Non-leather footwear, garments, and electronic hardware manufacturing are the three focus industries for the state to address the unemployment issue in rural and semiurban areas, says S Krishnan, Additional Chief Secretary, Government of Tamil Nadu.

He was speaking at a panel discussion on “The Challenges of Rebuilding a Resilient Economy in the Post-Pandemic Era,” organised by the Madras Institute of Development Studies, recently. 

Noting that Tamil Nadu is a 50 per cent urbanised State, Krishnan said this means the remaining 50 per cent is a rural economy, but the contribution of agriculture to the State GSDP is only 10 per cent. “So we need to find ways in which an improved economy is offered to the rural and semi-urban economies,” he added. 

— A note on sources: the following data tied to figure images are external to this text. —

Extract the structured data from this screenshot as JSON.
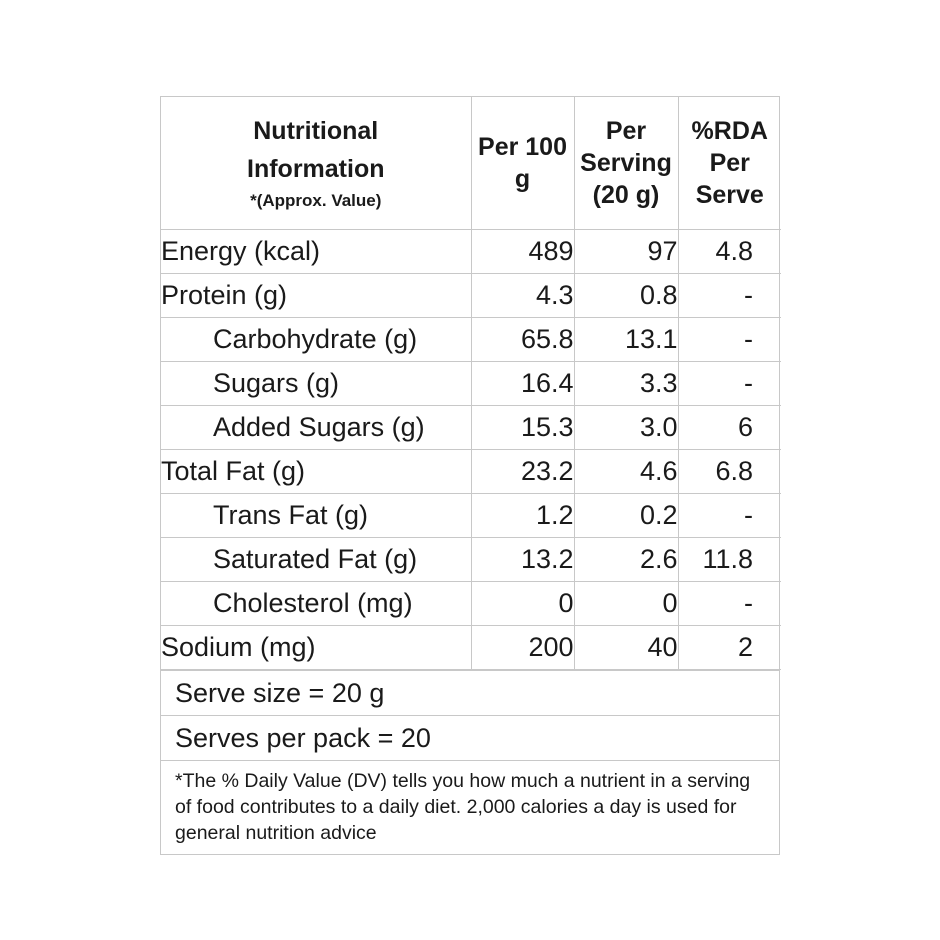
{
  "header": {
    "title_line1": "Nutritional",
    "title_line2": "Information",
    "note": "*(Approx. Value)",
    "col_per100": "Per 100 g",
    "col_perserving": "Per Serving (20 g)",
    "col_rda": "%RDA Per Serve"
  },
  "rows": [
    {
      "nutrient": "Energy (kcal)",
      "per100": "489",
      "serving": "97",
      "rda": "4.8"
    },
    {
      "nutrient": "Protein (g)",
      "per100": "4.3",
      "serving": "0.8",
      "rda": "-"
    },
    {
      "nutrient": "Carbohydrate (g)",
      "per100": "65.8",
      "serving": "13.1",
      "rda": "-"
    },
    {
      "nutrient": "Sugars (g)",
      "per100": "16.4",
      "serving": "3.3",
      "rda": "-"
    },
    {
      "nutrient": "Added Sugars (g)",
      "per100": "15.3",
      "serving": "3.0",
      "rda": "6"
    },
    {
      "nutrient": "Total Fat (g)",
      "per100": "23.2",
      "serving": "4.6",
      "rda": "6.8"
    },
    {
      "nutrient": "Trans Fat (g)",
      "per100": "1.2",
      "serving": "0.2",
      "rda": "-"
    },
    {
      "nutrient": "Saturated Fat (g)",
      "per100": "13.2",
      "serving": "2.6",
      "rda": "11.8"
    },
    {
      "nutrient": "Cholesterol (mg)",
      "per100": "0",
      "serving": "0",
      "rda": "-"
    },
    {
      "nutrient": "Sodium (mg)",
      "per100": "200",
      "serving": "40",
      "rda": "2"
    }
  ],
  "serve_size": "Serve size = 20 g",
  "serves_per_pack": "Serves per pack = 20",
  "footnote": "*The % Daily Value (DV) tells you how much a nutrient in a serving of food contributes to a daily diet. 2,000 calories a day is used for general nutrition advice"
}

He added that non-leather footwear, garments, and electronic hardware manufacturing are the sectors that do not require high levels of education, so even students who have completed class 10 or 12 can pick up and move forward. 

He also said that more than 40 per cent of the organised industrial labour force in the country is in Tamil Nadu, and the State has the largest female industrial labour force. Increasing female participation in these three sectors is the way forward, Krishnan added. 

Krishnan said there are non-leather footwear industries in 3–4 regions in the State, with each employing about 20,000–30,000 people. He said these factories are located within a 30–40 km radius and transform the whole rural economy in their proximity.

Footwear policy

The industry secretary said that through the recently launched “Footwear and Leather Products Policy 2022”, the State is hoping to have 20–25 such factories across Tamil Nadu within a 50-km radius.

For the 50 per cent urban population, Krishnan said the new jobs in the tech-oriented economy would be in the knowledge sectors and that policymakers should move up the value chain through artificial intelligence-led developments. 

Urban issues

Speaking on urban issues, Kala Sridhar, Head, Centre for Research in Urban Affairs, said it took a pandemic for us to appreciate the importance of cities and how migrants are dependent on cities for their livelihoods. She said the incidence of mass “reverse migration” during the pandemic also highlighted the need to integrate migrants well into their destination states during pandemic-like situations in the future.